Le porte-parole de Tsahal, Daniel Hagari, a admis au début de la dernière attaque israélienne contre Gaza que « l’accent » serait mis « sur les dégâts et non sur la précision ». Israël a abandonné sa tactique de « frappe sur le toit », selon laquelle une roquette sans charge explosive atterrirait sur un toit pour avertir ceux qui se trouvent à l’intérieur de le quitter. Israël a également mis fin à ses appels téléphoniques avertissant d'une attaque imminente.
Aujourd’hui, des dizaines de familles vivant dans un immeuble ou dans un quartier sont tuées sans sommation. Les images de destruction massive alimentent la soif de vengeance en Israël après l'incursion humiliante des combattants du Hamas le 7 octobre et le meurtre de 1.200 395 Israéliens, dont 59 soldats et XNUMX policiers.

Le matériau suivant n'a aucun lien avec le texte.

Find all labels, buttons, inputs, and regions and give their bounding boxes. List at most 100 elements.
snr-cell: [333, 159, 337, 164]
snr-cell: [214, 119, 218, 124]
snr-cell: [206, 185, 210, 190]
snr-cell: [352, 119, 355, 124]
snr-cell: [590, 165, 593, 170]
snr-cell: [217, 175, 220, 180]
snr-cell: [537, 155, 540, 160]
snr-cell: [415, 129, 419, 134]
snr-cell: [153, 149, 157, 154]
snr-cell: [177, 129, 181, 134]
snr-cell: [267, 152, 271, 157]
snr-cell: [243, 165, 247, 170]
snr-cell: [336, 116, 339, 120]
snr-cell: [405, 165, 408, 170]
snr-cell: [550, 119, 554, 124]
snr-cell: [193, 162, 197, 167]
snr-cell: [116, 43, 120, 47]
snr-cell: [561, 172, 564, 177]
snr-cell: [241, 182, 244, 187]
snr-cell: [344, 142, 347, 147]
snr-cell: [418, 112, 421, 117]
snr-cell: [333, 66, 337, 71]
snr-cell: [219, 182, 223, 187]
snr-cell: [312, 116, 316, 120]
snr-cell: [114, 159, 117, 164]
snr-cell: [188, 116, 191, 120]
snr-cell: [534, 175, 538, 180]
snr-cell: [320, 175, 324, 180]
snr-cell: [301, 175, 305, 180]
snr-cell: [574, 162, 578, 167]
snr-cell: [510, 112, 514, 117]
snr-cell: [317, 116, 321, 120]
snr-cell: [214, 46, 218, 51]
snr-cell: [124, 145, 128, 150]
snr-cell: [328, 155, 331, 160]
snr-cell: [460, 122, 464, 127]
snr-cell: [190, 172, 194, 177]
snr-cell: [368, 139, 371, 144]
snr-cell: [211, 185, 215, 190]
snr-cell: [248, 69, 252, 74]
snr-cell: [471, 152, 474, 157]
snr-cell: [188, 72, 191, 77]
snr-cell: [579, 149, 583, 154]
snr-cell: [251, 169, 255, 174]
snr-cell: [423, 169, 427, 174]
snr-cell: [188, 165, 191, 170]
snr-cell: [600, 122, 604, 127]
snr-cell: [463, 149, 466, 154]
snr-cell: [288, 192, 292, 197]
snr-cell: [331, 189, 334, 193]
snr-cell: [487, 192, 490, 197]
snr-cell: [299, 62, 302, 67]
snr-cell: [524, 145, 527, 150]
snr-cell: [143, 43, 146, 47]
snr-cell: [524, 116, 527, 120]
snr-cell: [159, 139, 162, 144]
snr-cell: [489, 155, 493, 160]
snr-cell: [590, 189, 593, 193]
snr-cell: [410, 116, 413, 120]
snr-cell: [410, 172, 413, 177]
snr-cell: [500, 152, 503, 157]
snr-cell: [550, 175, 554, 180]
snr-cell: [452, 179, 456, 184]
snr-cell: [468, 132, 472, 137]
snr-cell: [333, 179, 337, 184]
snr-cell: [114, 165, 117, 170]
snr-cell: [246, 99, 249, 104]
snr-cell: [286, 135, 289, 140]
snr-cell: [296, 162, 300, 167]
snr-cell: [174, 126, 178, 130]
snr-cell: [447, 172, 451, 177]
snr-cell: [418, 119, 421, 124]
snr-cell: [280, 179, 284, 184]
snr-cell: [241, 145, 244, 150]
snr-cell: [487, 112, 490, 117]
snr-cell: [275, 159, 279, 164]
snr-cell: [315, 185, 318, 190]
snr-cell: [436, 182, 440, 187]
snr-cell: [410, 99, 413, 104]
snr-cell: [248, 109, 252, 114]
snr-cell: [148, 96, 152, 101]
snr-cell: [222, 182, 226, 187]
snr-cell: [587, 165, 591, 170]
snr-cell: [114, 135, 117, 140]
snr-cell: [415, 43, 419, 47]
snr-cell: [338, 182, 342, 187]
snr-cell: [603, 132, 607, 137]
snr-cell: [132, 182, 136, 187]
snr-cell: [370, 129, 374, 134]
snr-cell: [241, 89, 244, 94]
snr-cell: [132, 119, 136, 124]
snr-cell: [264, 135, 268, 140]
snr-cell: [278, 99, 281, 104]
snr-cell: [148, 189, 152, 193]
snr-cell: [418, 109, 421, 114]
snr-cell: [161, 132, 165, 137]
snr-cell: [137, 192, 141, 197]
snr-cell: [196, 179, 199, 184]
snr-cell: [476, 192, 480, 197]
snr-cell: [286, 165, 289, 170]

De nombreux Israéliens expriment un plaisir sadique lorsqu’ils évoquent le génocide et l’augmentation des appels au meurtre ou à l’expulsion des Palestiniens – y compris ceux vivant en Cisjordanie occupée et ceux qui possèdent la citoyenneté israélienne. La sauvagerie des frappes aériennes et des attaques aveugles, la suppression de la nourriture, de l’eau et des médicaments, la rhétorique génocidaire du gouvernement israélien en font une guerre dont le seul objectif est la vengeance.
Rien de tout cela ne sera bon pour Israël ou les Palestiniens. Tout cela alimentera une conflagration générale au Moyen-Orient. [Le président français Emmanuel Macron a averti samedi que l'objectif d'Israël d'éliminer le Hamas pourrait déclencher une décennie de guerre.] L'attaque israélienne est la dernière mesure désespérée d'un projet colonial qui pense bêtement et avec arrogance pouvoir écraser la résistance d'une population indigène au génocide.
Mais même Israël n’échappera pas aux conséquences d’un massacre d’une telle ampleur. Une génération de Palestiniens, dont beaucoup ont vu la plupart (voire la totalité) des membres de leur famille tués et leurs maisons et quartiers détruits, portera avec eux une soif de justice et de représailles qui durera toute leur vie. Cette guerre n'est pas terminée. Elle n'a même pas commencé.
* Chris Hedges est journaliste. Auteur, entre autres livres, de Empire de l'illusion : la fin de l'alphabétisation et le triomphe du spectacle (Livres nationaux).
Traduction: Antonio Martins au site web Autres mots.